The peace didn’t last long, however; soon, the fabric of Van Gogh’s dreams began to come apart. Gauguin preached about how important symbolism was to art. The motifs, the forms, the colors of a painting should not be linked to direct observation of the subject, he maintained, but come from memory, with all the distortions this might entail. Art must stem from the idea, from the mind, not from the eyes. Art should be enigmatic and mysterious. Gauguin wasn’t interested in painting outdoors. He would see something outside, maybe sketch it and then paint it as he remembered it in the peace and quiet of a studio.
Around this time, reports arrived from Theo in Paris, celebrating the success of Gauguin’s paintings, which had started to attract a lot of attention – and buyers. Theo was very excited about his investment.
Gauguin versus van Gogh
Gauguin painted slowly and methodically; Van Gogh, furiously and passionately. Serious tension began to build in the Yellow House, which assumed a claustrophobic atmosphere when both men were there together. The fear of being abandoned by his mentor reinforced Van Gogh’s latent paranoia, and he soon started to behave in erratic ways, which both bothered and frightened Gauguin.
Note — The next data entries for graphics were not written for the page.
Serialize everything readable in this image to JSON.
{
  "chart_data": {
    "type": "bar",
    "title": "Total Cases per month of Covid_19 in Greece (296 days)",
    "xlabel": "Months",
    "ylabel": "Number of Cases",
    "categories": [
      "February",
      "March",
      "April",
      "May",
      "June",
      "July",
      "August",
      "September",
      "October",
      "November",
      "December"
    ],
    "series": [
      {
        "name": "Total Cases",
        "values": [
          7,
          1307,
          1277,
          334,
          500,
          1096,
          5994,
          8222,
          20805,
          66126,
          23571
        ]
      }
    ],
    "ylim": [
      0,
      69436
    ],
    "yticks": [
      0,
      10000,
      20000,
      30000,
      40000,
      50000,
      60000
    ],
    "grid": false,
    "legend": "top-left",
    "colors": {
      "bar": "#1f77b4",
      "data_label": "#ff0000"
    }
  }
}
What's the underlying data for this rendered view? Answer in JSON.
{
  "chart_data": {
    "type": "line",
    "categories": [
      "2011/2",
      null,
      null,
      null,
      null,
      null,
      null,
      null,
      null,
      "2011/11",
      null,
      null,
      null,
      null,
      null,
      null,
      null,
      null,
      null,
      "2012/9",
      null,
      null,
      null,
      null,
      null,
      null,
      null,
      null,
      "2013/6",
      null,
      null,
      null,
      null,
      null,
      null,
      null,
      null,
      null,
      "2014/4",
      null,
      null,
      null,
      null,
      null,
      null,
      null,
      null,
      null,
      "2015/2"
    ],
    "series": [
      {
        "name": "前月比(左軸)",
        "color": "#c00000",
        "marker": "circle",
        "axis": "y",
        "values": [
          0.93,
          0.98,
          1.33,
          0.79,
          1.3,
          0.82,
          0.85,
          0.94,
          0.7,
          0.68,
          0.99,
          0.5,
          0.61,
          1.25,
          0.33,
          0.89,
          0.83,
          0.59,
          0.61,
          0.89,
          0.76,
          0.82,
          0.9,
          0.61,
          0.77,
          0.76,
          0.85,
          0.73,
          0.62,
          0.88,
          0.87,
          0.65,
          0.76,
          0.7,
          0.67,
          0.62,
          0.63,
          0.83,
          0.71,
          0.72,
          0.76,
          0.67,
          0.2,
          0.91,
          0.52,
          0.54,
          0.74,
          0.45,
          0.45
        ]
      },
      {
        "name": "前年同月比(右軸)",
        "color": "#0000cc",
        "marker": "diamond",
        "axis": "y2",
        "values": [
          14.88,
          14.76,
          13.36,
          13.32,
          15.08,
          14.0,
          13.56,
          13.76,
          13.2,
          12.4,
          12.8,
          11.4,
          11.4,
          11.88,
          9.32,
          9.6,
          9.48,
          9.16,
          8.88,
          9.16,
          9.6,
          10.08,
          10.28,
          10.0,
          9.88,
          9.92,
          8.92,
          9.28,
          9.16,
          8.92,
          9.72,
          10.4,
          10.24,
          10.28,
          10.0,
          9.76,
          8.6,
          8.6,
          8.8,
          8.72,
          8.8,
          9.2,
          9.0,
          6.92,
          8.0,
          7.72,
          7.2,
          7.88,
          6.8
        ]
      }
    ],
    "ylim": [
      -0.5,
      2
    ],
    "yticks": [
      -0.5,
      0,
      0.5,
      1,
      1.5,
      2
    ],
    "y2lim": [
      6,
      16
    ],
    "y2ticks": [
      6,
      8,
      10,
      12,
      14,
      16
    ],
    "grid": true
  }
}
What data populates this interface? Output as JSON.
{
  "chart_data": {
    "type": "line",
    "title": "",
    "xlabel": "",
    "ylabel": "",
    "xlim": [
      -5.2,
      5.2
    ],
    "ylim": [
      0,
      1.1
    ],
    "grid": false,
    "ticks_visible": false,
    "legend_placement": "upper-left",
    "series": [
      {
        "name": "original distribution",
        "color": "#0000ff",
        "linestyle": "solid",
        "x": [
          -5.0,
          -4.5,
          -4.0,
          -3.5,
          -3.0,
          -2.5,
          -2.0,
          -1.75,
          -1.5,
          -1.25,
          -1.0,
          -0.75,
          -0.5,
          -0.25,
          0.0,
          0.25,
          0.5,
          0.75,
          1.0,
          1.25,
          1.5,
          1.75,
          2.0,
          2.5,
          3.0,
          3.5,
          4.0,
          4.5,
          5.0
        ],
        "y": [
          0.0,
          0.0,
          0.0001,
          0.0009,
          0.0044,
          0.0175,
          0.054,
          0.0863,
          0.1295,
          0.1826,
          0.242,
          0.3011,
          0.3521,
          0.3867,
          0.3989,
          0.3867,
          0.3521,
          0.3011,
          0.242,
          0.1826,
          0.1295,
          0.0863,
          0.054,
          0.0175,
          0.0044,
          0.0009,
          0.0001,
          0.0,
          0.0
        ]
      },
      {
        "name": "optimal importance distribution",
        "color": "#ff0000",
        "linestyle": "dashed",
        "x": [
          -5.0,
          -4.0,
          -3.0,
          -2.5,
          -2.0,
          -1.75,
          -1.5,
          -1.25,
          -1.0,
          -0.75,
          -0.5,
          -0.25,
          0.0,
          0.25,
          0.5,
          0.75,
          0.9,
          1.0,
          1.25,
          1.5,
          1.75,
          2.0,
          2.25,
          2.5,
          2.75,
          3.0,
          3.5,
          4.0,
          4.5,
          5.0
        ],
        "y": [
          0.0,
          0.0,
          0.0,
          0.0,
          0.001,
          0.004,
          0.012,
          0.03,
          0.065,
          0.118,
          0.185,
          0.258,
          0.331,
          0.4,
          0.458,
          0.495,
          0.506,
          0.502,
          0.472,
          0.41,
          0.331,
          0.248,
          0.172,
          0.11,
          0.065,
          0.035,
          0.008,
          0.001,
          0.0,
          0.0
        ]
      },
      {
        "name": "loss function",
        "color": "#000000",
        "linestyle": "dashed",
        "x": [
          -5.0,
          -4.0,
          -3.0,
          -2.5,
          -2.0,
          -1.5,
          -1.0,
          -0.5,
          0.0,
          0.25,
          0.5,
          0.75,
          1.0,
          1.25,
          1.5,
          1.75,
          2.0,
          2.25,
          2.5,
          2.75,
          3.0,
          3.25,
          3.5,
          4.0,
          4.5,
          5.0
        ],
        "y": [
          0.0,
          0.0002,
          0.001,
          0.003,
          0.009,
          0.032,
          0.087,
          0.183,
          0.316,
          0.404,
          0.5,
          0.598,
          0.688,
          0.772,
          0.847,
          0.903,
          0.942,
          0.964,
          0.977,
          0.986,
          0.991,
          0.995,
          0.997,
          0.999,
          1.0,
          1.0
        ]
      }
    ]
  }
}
Van Gogh’s mind began to spiral down toward his inevitable breakdown. Gauguin’s success became another source of conflict, as the younger artist resented it and became even more frustrated with his own lack of recognition.
Despite clashes between the artists, Van Gogh was terrified of losing Gauguin and having his dream of the Studio of the South fail like all his previous enterprises. Gauguin, on the other hand, felt sure he needed to leave Arles as soon as possible, before Van Gogh became violent; his behavior was becoming increasingly explosive and unpredictable.
A final altercation between the men on Christmas Eve made it clear to Van Gogh that Gauguin would abandon him and his dream would be crushed. The tortured artist resorted to an act of self-mutilation out of sheer despair: with a razor, he cut off part of one of his ears, wrapped the torn piece in a newspaper and sent it to a prostitute he thought Gauguin was with at the time. Soon afterwards, Van Gogh was committed to a mental institution in Saint-Rémy.
That was the end of the utopia of the Yellow House. Van Gogh’s dream had lasted only nine weeks. However, the works both artists produced during this troubled time are worth millions of dollars today.